El acusado, Marvin Pineda, residía en New Bedford y se encontraba ilegalmente en Estados Unidos cuando cometió el delito en octubre de 2020, según informó la Fiscalía del Distrito.

Tras el ataque a la menor, el migrante huyó del estado y lo localizaron semanas después en Texas, donde lo detuvieron y trasladaron nuevamente a Massachusetts para enfrentar la justicia.

La Fiscalía indicó que el acusado enfrenta cargos similares pendientes en Carolina del Norte. El caso fue procesado por los fiscales adjuntos Casey Smith y Nicole Cheney.

Abusó de la confianza

Marvin Pineda era un conocido de la familia de la niña de 9 años, con quienes mantenía una relación desde su país natal, Honduras.

Solía visitar con frecuencia la vivienda de la familia e incluso participó en una fiesta de cumpleaños, según informó la Fiscalía del Distrito.

Ese día, tras la celebración del cumpleaños, Pineda se quedó a pernoctar en la vivienda de sus amigos, y fue entonces cuando aprovechó para ingresar a la habitación de la menor.

La familia se sorprendió al notar, a la mañana siguiente, que Pineda ya no estaba en la vivienda. Fue entonces cuando la menor les contó que él había entrado a su habitación durante la nochef y que abusó de ella.

Las autoridades determinaron que el migrante hondureño huyó del estado el 11 de octubre de 2020. Una semana después, se comunicó con la madre de la víctima, a quien instó a no presentar cargos y le ofreció una indemnización.

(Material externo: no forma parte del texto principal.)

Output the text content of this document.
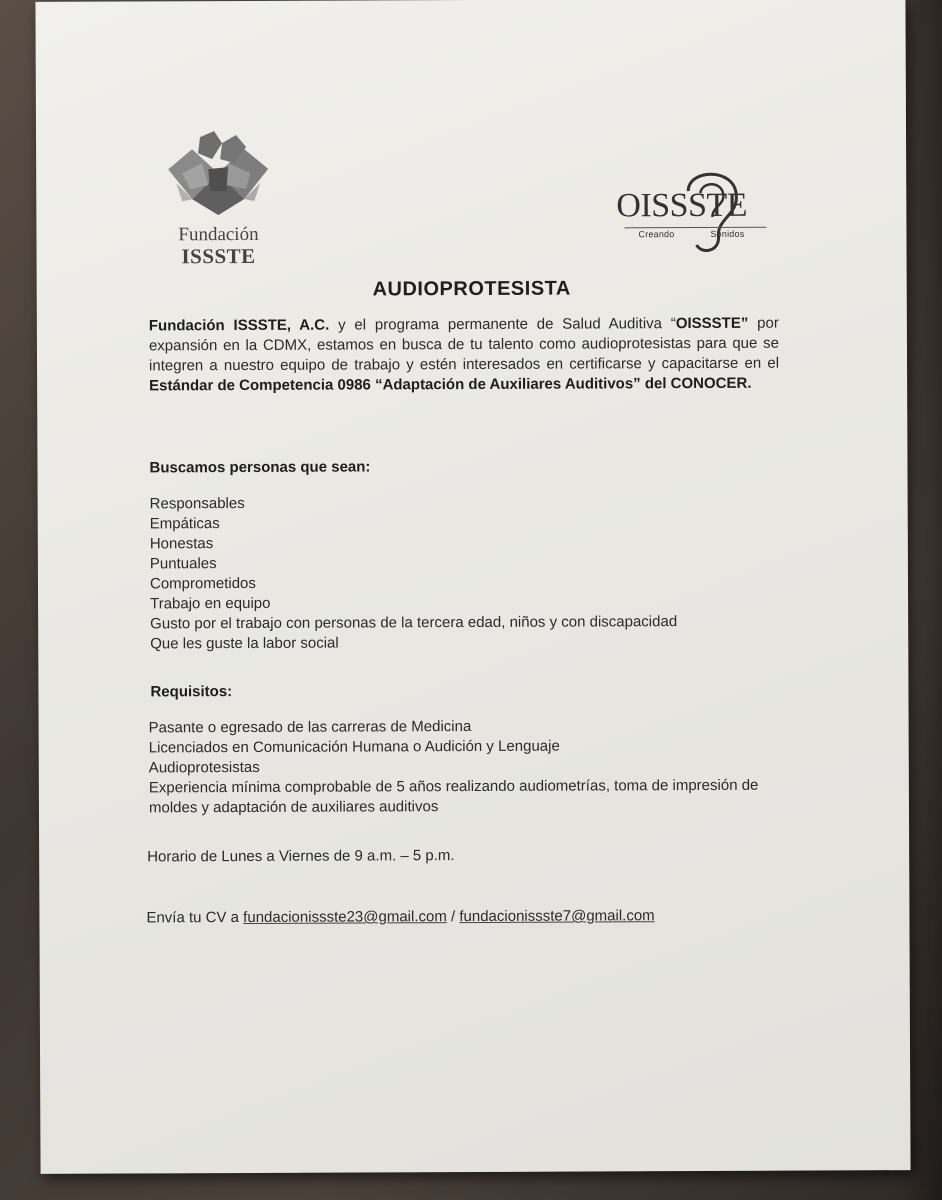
Fundación
ISSSTE
OISSSTE
Creando	Sonidos
AUDIOPROTESISTA
Fundación ISSSTE, A.C. y el programa permanente de Salud Auditiva “OISSSTE” por expansión en la CDMX, estamos en busca de tu talento como audioprotesistas para que se integren a nuestro equipo de trabajo y estén interesados en certificarse y capacitarse en el Estándar de Competencia 0986 “Adaptación de Auxiliares Auditivos” del CONOCER.
Buscamos personas que sean:
Responsables
Empáticas
Honestas
Puntuales
Comprometidos
Trabajo en equipo
Gusto por el trabajo con personas de la tercera edad, niños y con discapacidad
Que les guste la labor social
Requisitos:
Pasante o egresado de las carreras de Medicina
Licenciados en Comunicación Humana o Audición y Lenguaje
Audioprotesistas
Experiencia mínima comprobable de 5 años realizando audiometrías, toma de impresión de moldes y adaptación de auxiliares auditivos
Horario de Lunes a Viernes de 9 a.m. – 5 p.m.
Envía tu CV a fundacionissste23@gmail.com / fundacionissste7@gmail.com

La madre de la víctima denunció la conversación a la policía y, un mes después, Pineda fue localizado en Texas. Ahora enfrentará varios años de prisión.

Este caso deja una dura lección: por muy cercanos o antiguos que sean los vínculos, las familias deben ser extremadamente cuidadosas con las personas que invitan a su hogar.

Pero por sobre todo, con quienes permiten que pasen la noche bajo el mismo techo que sus hijos.